Many libraries do provide printed tax forms, as well as assistance from AARP tax volunteers. Fourteen of the 19 Carnegie Libraries in Pittsburgh expect to receive 1040 forms and publications from the IRS, but not until late January.

"There are fewer and fewer places providing tax forms," said Holly McCullough, manager of the Carnegie Library in Squirrel Hill. She is "very concerned" that the IRS changes will catch many people off guard and that droves will show up at her library.

"I'm hearing nervousness from some people" about the IRS cutting the mailings, she said. "But it's nothing like what's probably coming down the road from people who haven't paid attention to this yet."

"If more work is going to fall to the libraries to do this, shouldn't some money come to libraries to provide more of this service?" asked McCullough. Her library stocked and disbursed 2,730 federal income tax booklets in early 2010, before the IRS cut off mailings.

One bit of good news: Taxpayers have an extra three days to file this year — until April 18 — because April 15 is a holiday in Washington.

Additional Information:

Help is near

Below are locations and phone numbers for the five IRS Taxpayer Assistance Centers in the Pittsburgh region that will have tax forms and publications. In addition, you can call the IRS at 800-829-3676 to request they be mailed to you.

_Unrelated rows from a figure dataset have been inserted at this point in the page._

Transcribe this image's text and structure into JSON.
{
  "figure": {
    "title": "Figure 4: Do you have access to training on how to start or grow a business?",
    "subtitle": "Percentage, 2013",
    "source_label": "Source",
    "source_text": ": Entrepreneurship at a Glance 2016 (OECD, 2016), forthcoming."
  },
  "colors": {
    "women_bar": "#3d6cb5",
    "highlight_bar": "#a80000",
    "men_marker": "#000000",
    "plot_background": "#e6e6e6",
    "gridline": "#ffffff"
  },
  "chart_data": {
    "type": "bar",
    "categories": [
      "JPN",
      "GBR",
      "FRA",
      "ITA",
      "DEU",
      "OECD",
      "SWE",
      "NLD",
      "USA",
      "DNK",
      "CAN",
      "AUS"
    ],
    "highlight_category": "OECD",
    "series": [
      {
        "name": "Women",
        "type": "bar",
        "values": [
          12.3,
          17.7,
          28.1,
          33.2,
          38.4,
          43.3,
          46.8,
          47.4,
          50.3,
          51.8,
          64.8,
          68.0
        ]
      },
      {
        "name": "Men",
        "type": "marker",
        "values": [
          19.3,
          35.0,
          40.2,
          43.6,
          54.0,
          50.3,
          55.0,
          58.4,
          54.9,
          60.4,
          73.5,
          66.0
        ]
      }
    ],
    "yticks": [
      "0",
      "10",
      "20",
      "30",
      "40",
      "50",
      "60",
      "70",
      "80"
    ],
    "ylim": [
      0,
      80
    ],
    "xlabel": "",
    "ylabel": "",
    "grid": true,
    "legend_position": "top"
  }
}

• Butler -- 220 S. Main St. (724-282-4531)

• Monroeville -- 4314 Old William Penn Highway (412-856-1913)

• Pittsburgh -- 1000 Liberty Ave. (412-395-5667)

• Warrendale -- 547 Keystone Dr. (724-772-5111)

• Washington -- 162 W. Chestnut St. (724-229-5985)

Among the the 19 Carnegie Library locations in Pittsburgh, these 14 will have tax forms and publications:

• Brookline

• Carrick/Knoxville

• Downtown

• Hazelwood

• Hill District

• Homewood

• Lawrenceville

• Mt. Washington

• Oakland

• Sheraden

• South Side

• Squirrel Hill

• West End

• Woods Run

Additional Information:

State's prepared

The Pennsylvania Department of Revenue said Friday it's ready for residents to file personal income tax returns, by phone or Internet.

A so-called Tele-file return can be completed by calling 888- 4PAFILE (472-3453). Electronic filers can complete their 'pa.direct.file' returns by going online.

About 3.7 Pennsylvanians e-filed last year. Electronic filing saves the state about $3.49 per return, said the agency.